Seorang pria berumur 30-an akhir masuk tanpa melepas sepatu. Ibu mengernyitkan kening. Seutas senyum terulas seiring teguran halus.

“Oh, maaf. Tidak ada tulisan untuk lepas sepatu?” ucapnya sambil melepas sepatu di depan pintu.

“Ada.”

“Ups! Saya tidak melihat.”

“Silakan.” Ibu mempersilakan tamunya untuk melihat-lihat. Tapi tampaknya dia tidak tertarik mendatangi rak buku yang ada.

“Dari Toko Buku Cahaya, Yatno.” ucapnya seraya mengulurkan tangan. Ibu menyambut jabat tangannya. Sedetik kemudian matanya telah berputar ke seluruh rak. “Biasa beli buku di mana?”

“Saya biasa ambil dari Toko Buku Agency untuk komik. Kalau novel, tergantung mana yang memberikan diskon lebih banyak.”

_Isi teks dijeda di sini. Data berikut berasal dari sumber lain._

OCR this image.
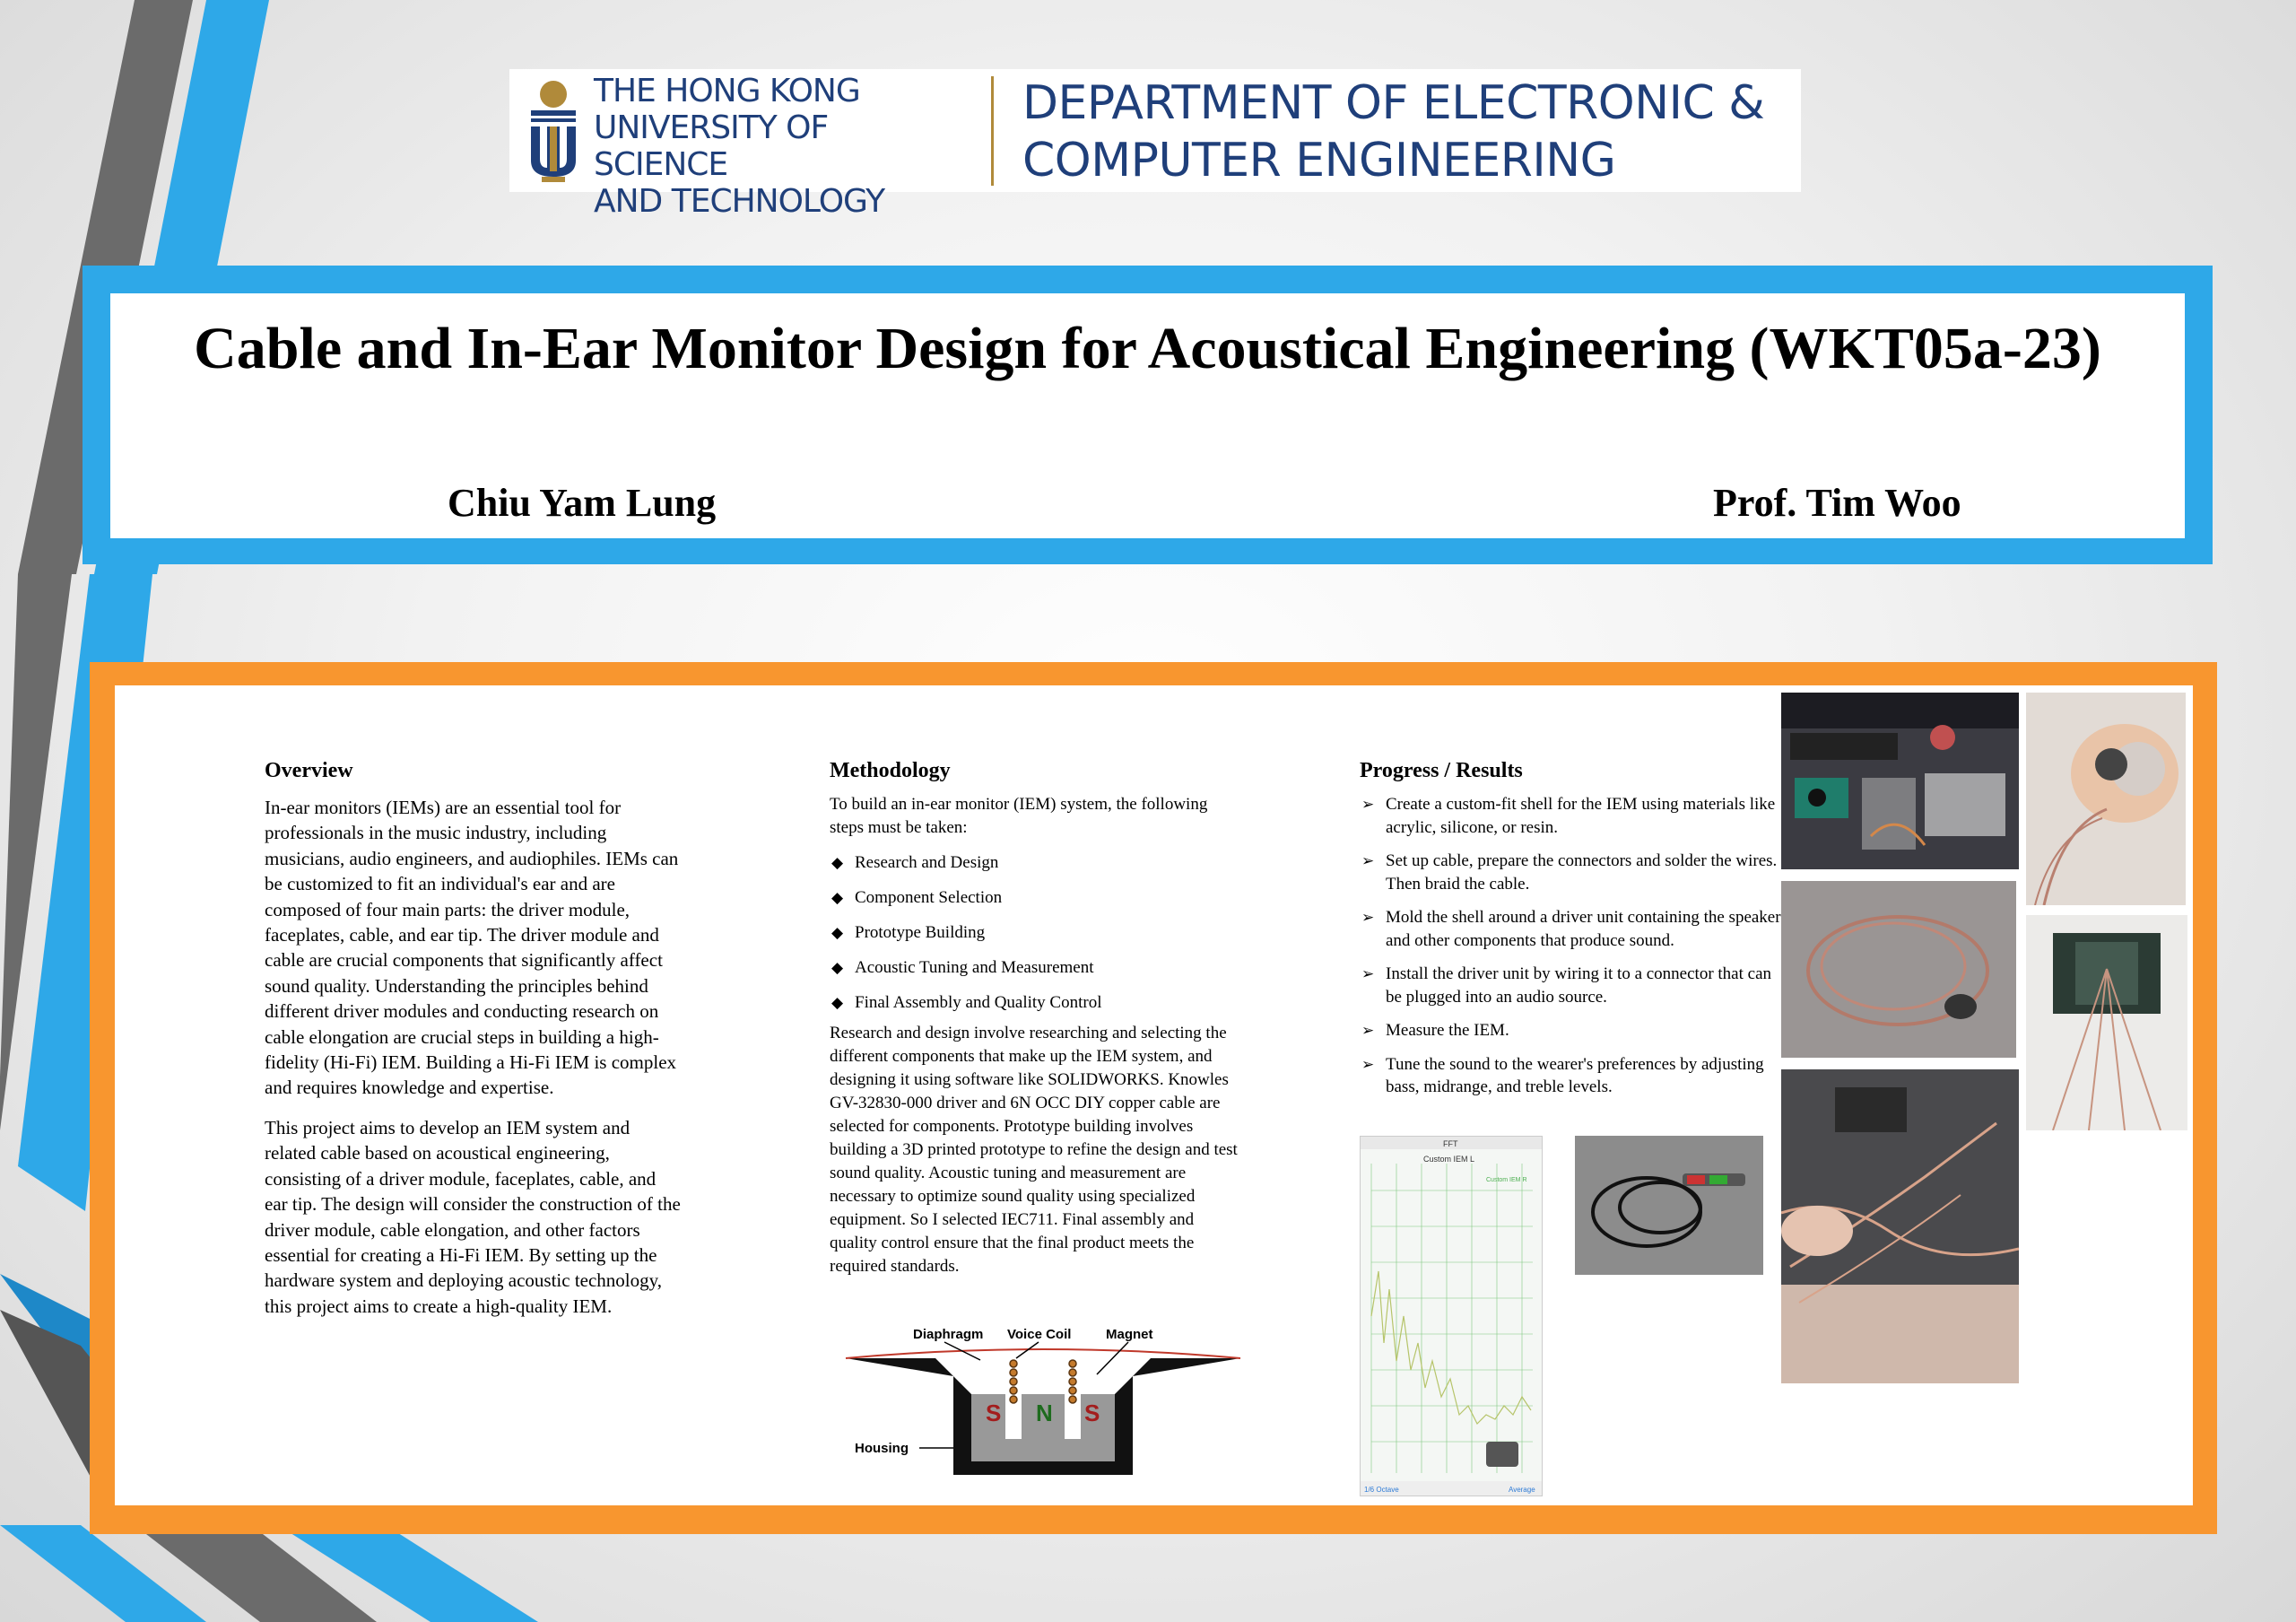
THE HONG KONG
UNIVERSITY OF SCIENCE
AND TECHNOLOGY
DEPARTMENT OF ELECTRONIC &
COMPUTER ENGINEERING
Cable and In-Ear Monitor Design for Acoustical Engineering (WKT05a-23)
Chiu Yam Lung	Prof. Tim Woo
Overview

In-ear monitors (IEMs) are an essential tool for professionals in the music industry, including musicians, audio engineers, and audiophiles. IEMs can be customized to fit an individual's ear and are composed of four main parts: the driver module, faceplates, cable, and ear tip. The driver module and cable are crucial components that significantly affect sound quality. Understanding the principles behind different driver modules and conducting research on cable elongation are crucial steps in building a high-fidelity (Hi-Fi) IEM. Building a Hi-Fi IEM is complex and requires knowledge and expertise.

This project aims to develop an IEM system and related cable based on acoustical engineering, consisting of a driver module, faceplates, cable, and ear tip. The design will consider the construction of the driver module, cable elongation, and other factors essential for creating a Hi-Fi IEM. By setting up the hardware system and deploying acoustic technology, this project aims to create a high-quality IEM.

Methodology

To build an in-ear monitor (IEM) system, the following steps must be taken:

◆ Research and Design
◆ Component Selection
◆ Prototype Building
◆ Acoustic Tuning and Measurement
◆ Final Assembly and Quality Control

Research and design involve researching and selecting the different components that make up the IEM system, and designing it using software like SOLIDWORKS. Knowles GV-32830-000 driver and 6N OCC DIY copper cable are selected for components. Prototype building involves building a 3D printed prototype to refine the design and test sound quality. Acoustic tuning and measurement are necessary to optimize sound quality using specialized equipment. So I selected IEC711. Final assembly and quality control ensure that the final product meets the required standards.

Diaphragm Voice Coil	Magnet
S N S
Housing
Progress / Results
➢ Create a custom-fit shell for the IEM using materials like acrylic, silicone, or resin.
➢ Set up cable, prepare the connectors and solder the wires. Then braid the cable.
➢ Mold the shell around a driver unit containing the speaker and other components that produce sound.
➢ Install the driver unit by wiring it to a connector that can be plugged into an audio source.
➢ Measure the IEM.
➢ Tune the sound to the wearer's preferences by adjusting bass, midrange, and treble levels.
FFT
Custom IEM L
Custom IEM R
1/6 Octave	Average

“Bagus kalau gitu, toko buku kami menyediakan semua yang berdiskon. Komik dan novel berdiskon. Jadi misal, Mbak siapa?” Telapak tangan orang itu membuka menghunus ke arah Ibu.

“Nove,” tanggap Ibu serta merta.

“Mbak Nove kalau butuh buku bisa menghubungi saya, delivery order pula,” tawarnya sambil menyodorkan kartu nama.

“Dapat diskon berapa?” tanya Ibu setelah membaca sekilas kartu nama berwarna emas itu.

“Lima belas persen.”

“Ouh, di Toko Buku Agency kasih 20% lho,” tanggap Ibu tersenyum. “Novel juga di Toko Buku Soerya, kadang beri dua puluh persen juga.”

“Begitu,” Tangannya menopang dagu. Ini perpustakaan baru ya?” ucapnya kembali memandang berkeliling. Seolah mengalihkan topik per-diskonan yang semula dia tawarkan dengan lantang, ternyata menemukan lawan yang lebih kuat. “Lukisannya bagus,” tunjuknya tersenyum menatap Ibu.

Customer yang memberi,” balas Ibu ikut memandang lukisan yang terpajang di sisi tembok kanan Ibu.

“Pelanggan fanatik ya, atau justru penggemar Mbak Nove?” Senyum penuh godaan mengincar Ibu. Aku tidak suka caranya menatap Ibu.

“Pelanggan fanatik, tidak juga, dia hanya suka buku-buku fantasi. Jadi bisa dibilang jarang datang kemari. Kami sudah buka hampir tiga tahun lho,”

“Oh benarkah?” decaknya. “Berarti yang kedua?” ocehnya tak terlalu jelas kemudian.

“Lukisan itu selain untuk pajangan juga sebagai sarana promosi siapa tahu ada yang berminat. Apa Pak Yatno tertarik, nanti saya pesankan.”

“Harga berapa?”

“Tergantung pesanan. Sulit tidaknya permintaan. Kisaran 200 ribu sampai satu juta saja.”

“Pelukis amatir ya.” dengusnya terkesan meremehkan.

“Tapi lukisannya benar-benar bernyawa. Tidak bisa dibilang amatir menurut saya.”

“Baiklah, sepertinya dalam hal ini saya tidak ada saingan.” gumamnya. “Ah, soal buku. Akan saya diskusikan dengan bos. Siapa tahu bisa menyesuaikan pasar memberikan diskon sampai 20%. Mbak Nove pasti mau dong ambil di toko saya.”

“Insya Allah. Bagian delivery order menjadi daya tarik terutama novel.”

“Benarkah, kalau saya bagaimana? Apa saya juga menarik?” Satu pertanyaan ambigu yang membuatku memanyunkan mulut.

Ibu hanya tersenyum menanggapi celotehan Pak Yatno yang menjurus tidak sehat. Aku tidak suka gayanya yang sok kegantengan, sok menarik, dan sok bakal berhasil merebut hati Ibu yang telah menjadi milikku.

Untung segera datang Kak Bianca yang tanpa basa-basi langsung menyeruak di antara keduanya.